Quando as autoridades entendem que há uma situação de risco devem adotar as
medidas necessárias para a proteção da integridade física dos cidadãos.”.
Segundo este
magistrado, não cabe, neste caso, às pessoas o direito de resistir. Com efeito, o direito à
resistência está consagrado na lei para os casos de abuso de autoridade,
quando um cidadão entende que a polícia está a atuar violando os seus direitos.

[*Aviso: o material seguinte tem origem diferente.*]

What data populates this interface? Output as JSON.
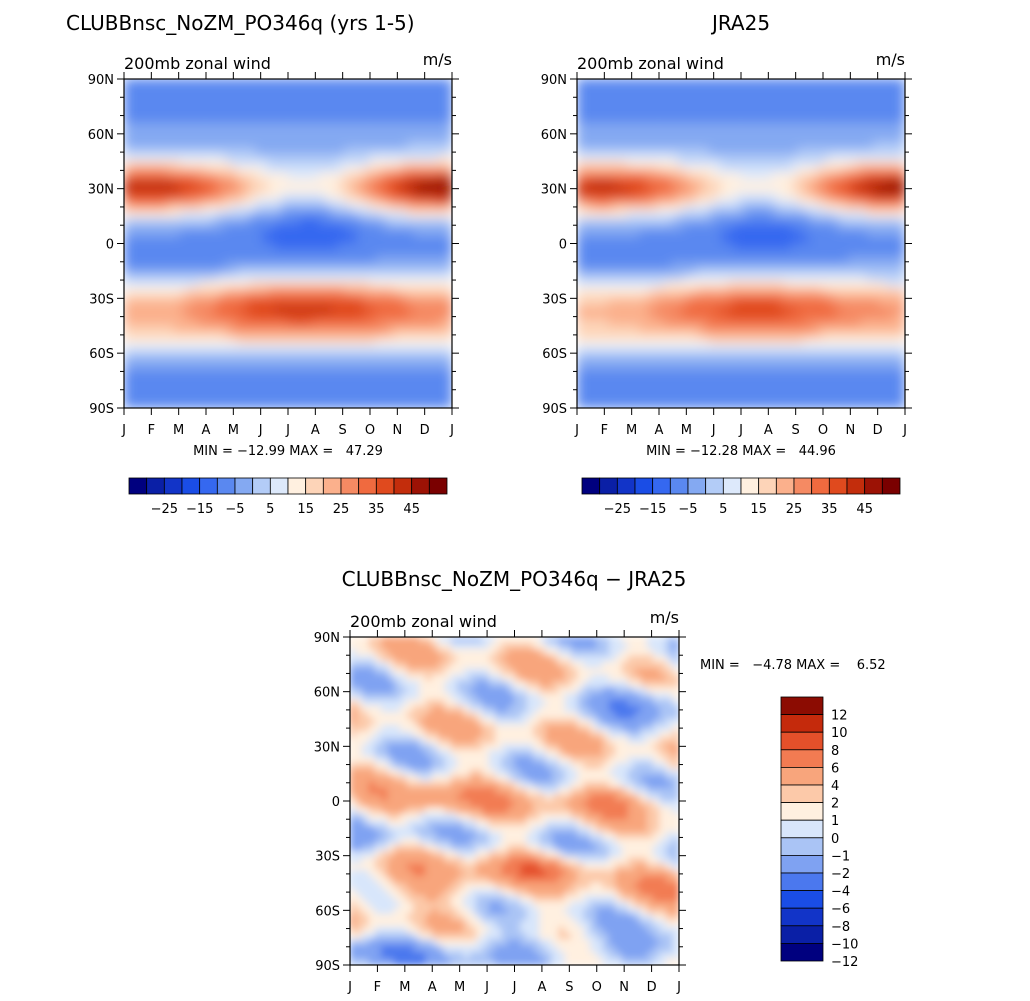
{
  "chart_data": [
    {
      "type": "heatmap",
      "title": "CLUBBnsc_NoZM_PO346q (yrs 1-5)",
      "subtitle_left": "200mb zonal wind",
      "subtitle_right": "m/s",
      "x_labels": [
        "J",
        "F",
        "M",
        "A",
        "M",
        "J",
        "J",
        "A",
        "S",
        "O",
        "N",
        "D",
        "J"
      ],
      "y_labels": [
        "90N",
        "60N",
        "30N",
        "0",
        "30S",
        "60S",
        "90S"
      ],
      "xlim": [
        0,
        12
      ],
      "ylim": [
        -90,
        90
      ],
      "min_max_text": "MIN = −12.99 MAX =   47.29",
      "min": -12.99,
      "max": 47.29,
      "colorbar_ticks": [
        "−25",
        "−15",
        "−5",
        "5",
        "15",
        "25",
        "35",
        "45"
      ],
      "levels": [
        -30,
        -25,
        -20,
        -15,
        -10,
        -5,
        0,
        5,
        10,
        15,
        20,
        25,
        30,
        35,
        40,
        45
      ],
      "colors": [
        "#00007f",
        "#0a1fa6",
        "#1234c8",
        "#1a4de6",
        "#3568f0",
        "#5a88f0",
        "#84a9f2",
        "#b3ccf7",
        "#dde9fb",
        "#fff0e0",
        "#fdd4b8",
        "#fbb08c",
        "#f58a63",
        "#f06a3f",
        "#e04a1e",
        "#c32d0c",
        "#9c1205",
        "#7a0000"
      ]
    },
    {
      "type": "heatmap",
      "title": "JRA25",
      "subtitle_left": "200mb zonal wind",
      "subtitle_right": "m/s",
      "x_labels": [
        "J",
        "F",
        "M",
        "A",
        "M",
        "J",
        "J",
        "A",
        "S",
        "O",
        "N",
        "D",
        "J"
      ],
      "y_labels": [
        "90N",
        "60N",
        "30N",
        "0",
        "30S",
        "60S",
        "90S"
      ],
      "xlim": [
        0,
        12
      ],
      "ylim": [
        -90,
        90
      ],
      "min_max_text": "MIN = −12.28 MAX =   44.96",
      "min": -12.28,
      "max": 44.96,
      "colorbar_ticks": [
        "−25",
        "−15",
        "−5",
        "5",
        "15",
        "25",
        "35",
        "45"
      ],
      "levels": [
        -30,
        -25,
        -20,
        -15,
        -10,
        -5,
        0,
        5,
        10,
        15,
        20,
        25,
        30,
        35,
        40,
        45
      ],
      "colors": [
        "#00007f",
        "#0a1fa6",
        "#1234c8",
        "#1a4de6",
        "#3568f0",
        "#5a88f0",
        "#84a9f2",
        "#b3ccf7",
        "#dde9fb",
        "#fff0e0",
        "#fdd4b8",
        "#fbb08c",
        "#f58a63",
        "#f06a3f",
        "#e04a1e",
        "#c32d0c",
        "#9c1205",
        "#7a0000"
      ]
    },
    {
      "type": "heatmap",
      "title": "CLUBBnsc_NoZM_PO346q − JRA25",
      "subtitle_left": "200mb zonal wind",
      "subtitle_right": "m/s",
      "x_labels": [
        "J",
        "F",
        "M",
        "A",
        "M",
        "J",
        "J",
        "A",
        "S",
        "O",
        "N",
        "D",
        "J"
      ],
      "y_labels": [
        "90N",
        "60N",
        "30N",
        "0",
        "30S",
        "60S",
        "90S"
      ],
      "xlim": [
        0,
        12
      ],
      "ylim": [
        -90,
        90
      ],
      "min_max_text": "MIN =   −4.78 MAX =    6.52",
      "min": -4.78,
      "max": 6.52,
      "colorbar_ticks": [
        "12",
        "10",
        "8",
        "6",
        "4",
        "2",
        "1",
        "0",
        "−1",
        "−2",
        "−4",
        "−6",
        "−8",
        "−10",
        "−12"
      ],
      "levels": [
        -12,
        -10,
        -8,
        -6,
        -4,
        -2,
        -1,
        0,
        1,
        2,
        4,
        6,
        8,
        10,
        12
      ],
      "colors": [
        "#00007f",
        "#0a1fa6",
        "#1234c8",
        "#1a4de6",
        "#4b78ee",
        "#7fa2f2",
        "#aac4f5",
        "#d8e6fb",
        "#fff0e0",
        "#fcc9a9",
        "#f8a57c",
        "#f27b52",
        "#e4502a",
        "#c52a0c",
        "#8c0c02"
      ]
    }
  ]
}
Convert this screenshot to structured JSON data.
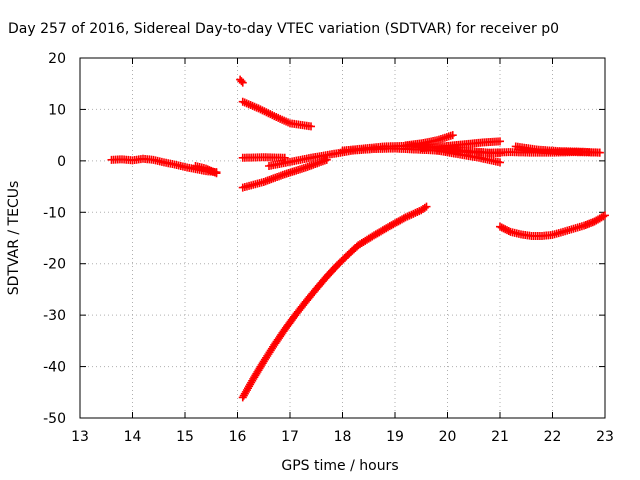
{
  "chart_data": {
    "type": "scatter",
    "title": "Day 257 of 2016, Sidereal Day-to-day VTEC variation (SDTVAR) for receiver p0",
    "xlabel": "GPS time / hours",
    "ylabel": "SDTVAR / TECUs",
    "xlim": [
      13,
      23
    ],
    "ylim": [
      -50,
      20
    ],
    "xticks": [
      "13",
      "14",
      "15",
      "16",
      "17",
      "18",
      "19",
      "20",
      "21",
      "22",
      "23"
    ],
    "yticks": [
      "20",
      "10",
      "0",
      "-10",
      "-20",
      "-30",
      "-40",
      "-50"
    ],
    "grid": true,
    "marker_color": "#ff0000",
    "series": [
      {
        "x": [
          13.6,
          13.8,
          14.0,
          14.2,
          14.4,
          14.6,
          14.8,
          15.0,
          15.2,
          15.4,
          15.6
        ],
        "y": [
          0.2,
          0.3,
          0.1,
          0.4,
          0.2,
          -0.3,
          -0.7,
          -1.2,
          -1.6,
          -2.0,
          -2.2
        ]
      },
      {
        "x": [
          15.2,
          15.4,
          15.6
        ],
        "y": [
          -1.0,
          -1.5,
          -2.4
        ]
      },
      {
        "x": [
          16.05,
          16.1
        ],
        "y": [
          15.8,
          15.2
        ]
      },
      {
        "x": [
          16.1,
          16.4,
          16.7,
          17.0,
          17.4
        ],
        "y": [
          11.5,
          10.2,
          8.7,
          7.3,
          6.7
        ]
      },
      {
        "x": [
          16.1,
          16.5,
          16.9
        ],
        "y": [
          0.6,
          0.7,
          0.6
        ]
      },
      {
        "x": [
          16.1,
          16.5,
          16.9,
          17.3,
          17.7
        ],
        "y": [
          -5.2,
          -4.1,
          -2.6,
          -1.3,
          0.2
        ]
      },
      {
        "x": [
          16.6,
          17.0,
          17.4,
          17.8,
          18.2,
          18.6,
          19.0,
          19.4,
          19.8,
          20.2,
          20.6,
          21.0
        ],
        "y": [
          -1.0,
          -0.2,
          0.6,
          1.3,
          2.0,
          2.3,
          2.4,
          2.2,
          2.0,
          1.8,
          1.6,
          1.5
        ]
      },
      {
        "x": [
          18.0,
          18.4,
          18.8,
          19.2,
          19.6,
          20.0,
          20.4,
          20.8,
          21.2,
          21.6,
          22.0,
          22.4,
          22.9
        ],
        "y": [
          2.0,
          2.4,
          2.8,
          2.9,
          2.7,
          2.3,
          1.9,
          1.6,
          1.7,
          1.6,
          1.6,
          1.7,
          1.6
        ]
      },
      {
        "x": [
          19.2,
          19.5,
          19.8,
          20.1
        ],
        "y": [
          3.0,
          3.4,
          4.0,
          5.0
        ]
      },
      {
        "x": [
          19.5,
          19.8,
          20.1,
          20.4,
          20.7,
          21.0
        ],
        "y": [
          2.5,
          2.7,
          3.0,
          3.3,
          3.6,
          3.8
        ]
      },
      {
        "x": [
          19.8,
          20.2,
          20.6,
          21.0
        ],
        "y": [
          2.0,
          1.3,
          0.6,
          -0.3
        ]
      },
      {
        "x": [
          21.3,
          21.7,
          22.1,
          22.5,
          22.9
        ],
        "y": [
          2.8,
          2.2,
          1.9,
          1.8,
          1.6
        ]
      },
      {
        "x": [
          16.1,
          16.3,
          16.5,
          16.7,
          16.9,
          17.1,
          17.3,
          17.5,
          17.7,
          17.9,
          18.1,
          18.3,
          18.6,
          18.9,
          19.2,
          19.5,
          19.6
        ],
        "y": [
          -46,
          -42.4,
          -39.0,
          -35.8,
          -32.8,
          -30.0,
          -27.4,
          -24.9,
          -22.5,
          -20.3,
          -18.3,
          -16.4,
          -14.5,
          -12.7,
          -11.0,
          -9.6,
          -8.9
        ]
      },
      {
        "x": [
          21.0,
          21.2,
          21.4,
          21.6,
          21.8,
          22.0,
          22.2,
          22.4,
          22.6,
          22.8,
          23.0
        ],
        "y": [
          -12.8,
          -13.8,
          -14.3,
          -14.6,
          -14.6,
          -14.4,
          -13.8,
          -13.2,
          -12.6,
          -11.8,
          -10.6
        ]
      }
    ]
  }
}
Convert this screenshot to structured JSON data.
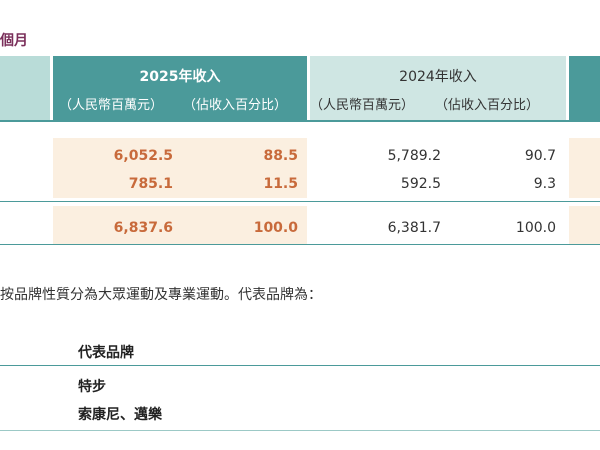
{
  "period_text": "個月",
  "header": {
    "y2025": {
      "title": "2025年收入",
      "sub_rmb": "（人民幣百萬元）",
      "sub_pct": "（佔收入百分比）"
    },
    "y2024": {
      "title": "2024年收入",
      "sub_rmb": "（人民幣百萬元）",
      "sub_pct": "（佔收入百分比）"
    }
  },
  "rows": [
    {
      "rmb_2025": "6,052.5",
      "pct_2025": "88.5",
      "rmb_2024": "5,789.2",
      "pct_2024": "90.7"
    },
    {
      "rmb_2025": "785.1",
      "pct_2025": "11.5",
      "rmb_2024": "592.5",
      "pct_2024": "9.3"
    }
  ],
  "total": {
    "rmb_2025": "6,837.6",
    "pct_2025": "100.0",
    "rmb_2024": "6,381.7",
    "pct_2024": "100.0"
  },
  "paragraph": "按品牌性質分為大眾運動及專業運動。代表品牌為：",
  "brands": {
    "header": "代表品牌",
    "items": [
      "特步",
      "索康尼、邁樂"
    ]
  },
  "colors": {
    "teal": "#4b9a9a",
    "light_teal": "#cfe6e3",
    "highlight": "#fbefe0",
    "accent_number": "#c86a3b",
    "period_color": "#7a2f5a"
  }
}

Mas não é este o caso. E “quem não acatar as ordens num caso destes incorre
simplesmente num crime de desobediência”. E chama a atenção para o facto de, “em situações de calamidade as pessoas” não
estarem “ totalmente em condições de avaliar o risco”, tendo de haver “alguém
que tome as decisões por elas”.
O
desembargador Manuel Ramos Soares, concordando que, “em situações de calamidade
as pessoas não estão totalmente em condições de avaliar o risco e tem de haver
alguém que tome as decisões por elas”, também entende que “as pessoas não têm o
direito de ficar nas suas casas em situações destas” e lembra que “o crime de
desobediência terá até pena agravada”, em conformidade com a Lei de Proteção
Civil.
No entanto, Paulo Otero, concordando com a penalização em caso de
incumprimento do dever de colaboração por parte das entidades indicadas na Lei
da Proteção Civil, acha, contudo, “desumano” criminalizar os cidadãos por
desobediência numa situação desta natureza, embora concorde
igualmente que o “uso da força será admissível”. Assim, para os casos de
pessoas que se escondem das autoridades para ficarem nas suas casas crendo que
as podem salvar, o constitucionalista diz que “deve haver uma desculpabilidade de conduta”. Na verdade, está em
causa a conexão “entre o direito e a humanidade da aplicação do direito”, pelo
que vem a talho de foice sublinhar que “o direito existe para o ser humano e não
o ser humano para o direito”, em analogia com o que Jesus Cristo dizia do sábado:
“o sábado foi feito para o homem, e não o homem para o sábado”
(Mc 2,27).
***
Em suma,
a Constituição e as leis fazem prevalecer o valor da vida, em torno do qual as
autoridades devem tomar as medidas adequadas e utilizar os meios proporcionados
em situações de alerta, calamidade ou emergência. Cabe aos cidadãos acatar as
ordens dadas com o suficiente de humanidade e de firmeza e àqueles que têm a
obrigação de colaborar fazê-lo de forma pronta e racional. Punam-se
efetivamente os que não colaborarem na justa medida das suas condições, mas não
se castiguem (embora sejam forçados a obedecer) os cidadãos que tentem
subtrair-se às ordens das autoridades por lamentarem a perda de casa, animais e
outros haveres.
Conjugue-se,
quanto possível, lei e compreensão. Mas não venha ninguém instigar ao não
acatamento das ordens das autoridades!